Eigentlich ist es schon spätestens seit diesem Sommer bekannt: Sämtliche inzwischen rund 150 Supercharger-Stationen von Tesla mit zusammen rund 2000 Ladesäulen entsprechen nicht den Vorschriften des deutschen Eichrechts, ebenso wie ein teils großer Anteil der Säulen anderer Gleichstrom-Anbieter, berichtete damals das Handelsblatt. Nach einem neuen Bericht der Wirtschaftszeitung gilt das aber auch für die langsameren Destination Charger von Tesla, die es in Deutschland an noch einmal etwa 1000 Standorten gibt. Und ein konkurrierender Unternehmer, der Betreiber darauf hingewiesen hatte, soll von Tesla dafür jetzt abgemahnt worden sein.
Tesla sieht sich durch Brief verungelimpft
Anders als Tesla selbst mit seinen Superchargern verstoßen Betreiber von Destination Chargern insofern gegen keine Vorschrift, als sie meist kein Geld für den Strom daraus verlangen oder jedenfalls nicht nach Kilowattstunden abrechnen. Bei den Ladesäulen handelt es sich um die gleichen, die auch private Tesla-Kunden für ihre Garage kaufen können – einen Zähler haben sie nicht.
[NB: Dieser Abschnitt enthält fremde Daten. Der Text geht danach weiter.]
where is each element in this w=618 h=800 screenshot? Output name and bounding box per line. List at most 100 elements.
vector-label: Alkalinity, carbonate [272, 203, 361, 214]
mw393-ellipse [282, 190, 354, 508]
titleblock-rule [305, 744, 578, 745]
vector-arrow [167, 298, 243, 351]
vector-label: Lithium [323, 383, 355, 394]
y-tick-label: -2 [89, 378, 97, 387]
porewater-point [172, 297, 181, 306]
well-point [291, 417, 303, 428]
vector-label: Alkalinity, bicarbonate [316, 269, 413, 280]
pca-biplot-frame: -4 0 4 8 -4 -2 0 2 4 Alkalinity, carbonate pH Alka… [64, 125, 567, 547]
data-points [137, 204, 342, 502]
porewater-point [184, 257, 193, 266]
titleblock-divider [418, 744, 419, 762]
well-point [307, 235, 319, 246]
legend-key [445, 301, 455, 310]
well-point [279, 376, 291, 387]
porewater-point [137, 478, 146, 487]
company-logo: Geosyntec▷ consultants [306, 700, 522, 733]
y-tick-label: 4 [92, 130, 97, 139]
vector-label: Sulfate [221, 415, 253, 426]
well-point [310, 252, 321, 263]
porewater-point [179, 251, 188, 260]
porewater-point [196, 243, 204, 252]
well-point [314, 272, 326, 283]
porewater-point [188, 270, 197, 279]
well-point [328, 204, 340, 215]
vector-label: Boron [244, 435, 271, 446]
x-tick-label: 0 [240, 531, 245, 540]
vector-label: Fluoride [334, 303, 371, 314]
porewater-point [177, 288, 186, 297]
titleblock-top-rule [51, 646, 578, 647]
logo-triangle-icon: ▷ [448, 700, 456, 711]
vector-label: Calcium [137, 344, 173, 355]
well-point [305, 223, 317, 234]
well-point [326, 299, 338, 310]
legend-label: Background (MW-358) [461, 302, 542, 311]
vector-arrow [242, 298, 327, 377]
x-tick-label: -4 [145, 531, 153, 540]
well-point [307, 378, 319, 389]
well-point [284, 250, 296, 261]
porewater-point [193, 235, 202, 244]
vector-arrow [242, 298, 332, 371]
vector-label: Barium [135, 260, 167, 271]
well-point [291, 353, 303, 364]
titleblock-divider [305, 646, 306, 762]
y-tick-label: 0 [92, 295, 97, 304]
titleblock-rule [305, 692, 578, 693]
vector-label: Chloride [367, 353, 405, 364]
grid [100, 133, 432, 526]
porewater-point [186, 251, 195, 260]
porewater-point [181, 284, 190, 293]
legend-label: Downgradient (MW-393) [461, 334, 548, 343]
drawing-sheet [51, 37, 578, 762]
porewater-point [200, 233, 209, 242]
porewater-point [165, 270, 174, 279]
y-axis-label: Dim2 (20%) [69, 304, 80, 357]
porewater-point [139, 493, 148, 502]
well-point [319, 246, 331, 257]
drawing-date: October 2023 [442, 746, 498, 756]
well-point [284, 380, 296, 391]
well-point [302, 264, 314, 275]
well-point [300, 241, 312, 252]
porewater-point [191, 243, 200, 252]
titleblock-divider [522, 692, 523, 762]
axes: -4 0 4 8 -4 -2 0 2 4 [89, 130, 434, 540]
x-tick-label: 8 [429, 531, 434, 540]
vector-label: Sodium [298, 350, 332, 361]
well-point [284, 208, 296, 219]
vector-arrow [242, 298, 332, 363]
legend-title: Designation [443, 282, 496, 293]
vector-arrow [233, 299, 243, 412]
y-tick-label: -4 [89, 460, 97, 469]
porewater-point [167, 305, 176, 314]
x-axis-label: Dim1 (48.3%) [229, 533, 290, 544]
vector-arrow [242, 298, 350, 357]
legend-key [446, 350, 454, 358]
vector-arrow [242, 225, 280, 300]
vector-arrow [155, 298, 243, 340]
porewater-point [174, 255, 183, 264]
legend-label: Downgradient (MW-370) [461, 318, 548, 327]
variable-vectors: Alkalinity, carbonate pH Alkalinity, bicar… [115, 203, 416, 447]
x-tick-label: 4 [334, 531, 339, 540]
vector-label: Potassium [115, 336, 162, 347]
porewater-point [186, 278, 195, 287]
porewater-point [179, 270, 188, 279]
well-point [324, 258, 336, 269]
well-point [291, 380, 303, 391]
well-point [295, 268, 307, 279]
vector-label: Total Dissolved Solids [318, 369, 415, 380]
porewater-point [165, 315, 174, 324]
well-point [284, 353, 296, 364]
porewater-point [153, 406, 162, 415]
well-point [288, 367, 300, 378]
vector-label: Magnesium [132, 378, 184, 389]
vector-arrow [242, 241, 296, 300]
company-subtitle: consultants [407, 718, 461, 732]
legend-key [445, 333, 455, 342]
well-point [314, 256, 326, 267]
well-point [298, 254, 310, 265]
Eine Zeitlang ging Tesla auf Hotels oder Restaurants zu, um sie für eine Installation zu gewinnen, und stellte die Wallboxen kostenlos zur Verfügung. Die Standorte werden wie die der Supercharger in den Elektroautos von Tesla angezeigt.
So lange Teslas eine Seltenheit waren und Strom weniger kostete, könnte der Marketing-Effekt für die Betreiber die Kosten ausgeglichen haben, aber inzwischen werden Lademöglichkeiten von einem Service zu einem Geschäft. So hat der Gründer eines konkurrierenden Wallbox-Anbieters, Constantin Schwaab mit Wirelane, laut dem aktuellen Bericht des Handelsblatt an Hoteliers geschrieben, manche von ihnen würden mit ihren Tesla-Ladern bei den heutigen Preisen jährlich Strom für mehr als 10.000 Euro verschenken. Doch wegen dieses Briefs sei er von Tesla per Abmahnung zur Unterlassung aufgefordert worden.
Unter anderem soll der Unternehmer die Tesla-Wallbox darin als veraltet bezeichnet und seine eigene als eichrechtskonforme Alternative angepriesen haben. Darauf habe Tesla mit Post von Anwälten an Wirelane reagiert, berichtet das Handelsblatt weiter: Seine Aussagen seien verkürzt und geeignet, „die Ware und die geschäftlichen Verhältnisse von Tesla zu verunglimpfen und herabzusetzen“. Die geforderte Unterlassungserklärung habe Schwaab aber nicht abgegeben – was er geschrieben habe, sei korrekt, sagte er der Zeitung.
Deutsche Duldung für Destination Charger?
Weil Tesla bereits angedroht haben soll, vor Gericht zu gehen, wenn die Erklärung ausbleibt, dürfte von dem Eichrecht-Streit bald wieder zu hören sein. Unabhängig davon hat Schwaab Betreiber von Hotels und anderer Standorte vielleicht erst darauf aufmerksam gemacht, dass eine Umstellung ihrer Destination Charger auf nach Kilowattstunde bezahltes Laden rechtlich zumindest riskant wäre.
In den USA hat Tesla manchen von ihnen bereits angeboten, Strom aus ihren Wallboxen über die eigene App abzurechnen – offenbar sogar für Elektroautos anderer Marken. In Deutschland wäre das mangels Zähler am Wall Connector verboten. Wie Tesla mit seinen Superchargern könnte der Betreiber sich selbst anzeigen und dann auf eine Duldung durch die zuständigen Behörden hoffen. Die wird allerdings nur nach einer Einzelfall-Prüfung erteilt, bei der Infrastruktur-Ziele, aber auch Verbraucher-Schutz beachtet werden – und ein oder zwei Tesla-Wallboxen in einem Hotel würde sich eine Behörde wohl eher zu verbieten trauen als einen ganzen Supercharger-Standort.